Ask Osler Priority Sheet Cardiac/Diuretics - Priority Sheet

Furosemide Nursing Considerations NCLEX Priority Sheet

Furosemide is a loop diuretic. NCLEX tests potassium loss, fluid volume status, blood pressure, renal function, ototoxicity, and the digoxin-hypokalemia trap.

Study aid - not medical advice. Not a clinical decision tool. For NCLEX pharmacology review only.

Priority 1

What to do first

1. Check blood pressure, weight trend, edema, lung sounds, and urine output.
2. Review potassium and renal function before administration when ordered.
3. Assess for dehydration: thirst, weakness, dizziness, hypotension, tachycardia, or poor skin turgor.

Safety

Hold If

Notify the provider and follow protocol for severe hypotension, dehydration, very low potassium, worsening renal function, oliguria/anuria, severe dizziness, or hearing changes.

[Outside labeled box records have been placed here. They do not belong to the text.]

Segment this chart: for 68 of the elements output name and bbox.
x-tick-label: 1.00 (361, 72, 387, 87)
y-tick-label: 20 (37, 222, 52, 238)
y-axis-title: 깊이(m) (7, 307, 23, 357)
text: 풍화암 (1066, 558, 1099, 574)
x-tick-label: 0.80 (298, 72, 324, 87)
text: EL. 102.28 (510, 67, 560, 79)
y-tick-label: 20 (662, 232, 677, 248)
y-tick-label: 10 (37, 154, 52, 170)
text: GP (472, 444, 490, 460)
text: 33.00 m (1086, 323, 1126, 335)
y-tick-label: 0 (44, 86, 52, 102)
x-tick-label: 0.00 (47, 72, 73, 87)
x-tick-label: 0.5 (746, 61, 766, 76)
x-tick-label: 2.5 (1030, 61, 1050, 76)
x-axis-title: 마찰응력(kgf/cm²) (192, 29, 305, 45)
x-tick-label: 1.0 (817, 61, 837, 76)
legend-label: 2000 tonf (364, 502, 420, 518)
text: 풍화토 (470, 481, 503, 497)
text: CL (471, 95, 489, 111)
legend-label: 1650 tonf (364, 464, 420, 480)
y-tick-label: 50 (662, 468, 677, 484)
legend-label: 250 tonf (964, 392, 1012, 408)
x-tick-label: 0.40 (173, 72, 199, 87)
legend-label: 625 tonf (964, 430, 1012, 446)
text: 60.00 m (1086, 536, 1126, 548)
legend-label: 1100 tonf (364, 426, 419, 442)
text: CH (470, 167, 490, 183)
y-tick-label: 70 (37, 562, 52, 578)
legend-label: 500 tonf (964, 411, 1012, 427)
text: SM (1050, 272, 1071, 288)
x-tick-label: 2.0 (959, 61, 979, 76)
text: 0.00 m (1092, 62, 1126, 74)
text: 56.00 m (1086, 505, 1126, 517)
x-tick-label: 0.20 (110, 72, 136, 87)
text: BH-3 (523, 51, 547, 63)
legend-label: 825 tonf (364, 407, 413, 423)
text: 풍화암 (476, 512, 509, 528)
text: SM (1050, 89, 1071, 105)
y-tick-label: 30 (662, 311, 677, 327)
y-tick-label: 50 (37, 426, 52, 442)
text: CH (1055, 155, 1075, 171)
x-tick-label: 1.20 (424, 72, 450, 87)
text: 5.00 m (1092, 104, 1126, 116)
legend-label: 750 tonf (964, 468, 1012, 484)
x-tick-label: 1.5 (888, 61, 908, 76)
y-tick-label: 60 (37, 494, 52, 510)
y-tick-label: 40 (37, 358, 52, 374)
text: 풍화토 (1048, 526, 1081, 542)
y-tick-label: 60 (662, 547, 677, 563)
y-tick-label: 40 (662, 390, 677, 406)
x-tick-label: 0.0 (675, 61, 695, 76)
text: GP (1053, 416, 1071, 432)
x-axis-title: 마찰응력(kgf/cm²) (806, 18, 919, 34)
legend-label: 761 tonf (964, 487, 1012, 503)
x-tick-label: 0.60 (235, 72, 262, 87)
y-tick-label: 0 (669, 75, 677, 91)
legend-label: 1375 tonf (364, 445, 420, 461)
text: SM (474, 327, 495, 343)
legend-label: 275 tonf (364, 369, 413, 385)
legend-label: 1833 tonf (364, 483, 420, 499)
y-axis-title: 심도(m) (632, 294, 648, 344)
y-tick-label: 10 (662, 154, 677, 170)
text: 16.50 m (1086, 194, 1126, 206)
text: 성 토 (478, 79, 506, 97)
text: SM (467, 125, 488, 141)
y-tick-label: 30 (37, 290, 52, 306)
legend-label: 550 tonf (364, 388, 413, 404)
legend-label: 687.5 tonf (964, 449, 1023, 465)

Do not independently replace potassium. Anticipate ordered electrolyte correction.

Monitoring

Labs to Watch

Watch K+, Na+, Mg++, BUN, creatinine, urine output, daily weight, and blood pressure.

Hypokalemia is the NCLEX headline because it increases dysrhythmia risk and can amplify digoxin toxicity.

Review Details

NCLEX Review Notes

Key Signs
Electrolyte loss: hypokalemia, hyponatremia, hypomagnesemia, metabolic alkalosis.

Volume depletion: hypotension, dizziness, weakness, thirst, tachycardia, poor urine output.

Ototoxicity: tinnitus or hearing change is high priority.
NCLEX Trap
Trap: a patient takes digoxin and furosemide; K+ is 3.1 mEq/L.

Safer answer: recognize increased digoxin toxicity risk, assess pulse and toxicity signs, notify the provider, and anticipate ordered potassium correction.
Related Pattern
Loop diuretic: furosemide wastes potassium.

Potassium-sparing contrast: spironolactone can increase potassium. NCLEX likes comparing hypoK+ vs hyperK+ risks.
Mini Quiz
Question: A patient receiving furosemide reports dizziness and has BP 86/50 with K+ 2.9. What is the priority?

Answer: hold per protocol, assess volume status and rhythm risk, notify the provider, and anticipate ordered electrolyte/volume management.
References
Saunders Comprehensive Review for the NCLEX-RN Examination; Davis's Drug Guide for Nurses; DailyMed furosemide labeling; 2022 ACC/AHA/HFSA heart failure guideline.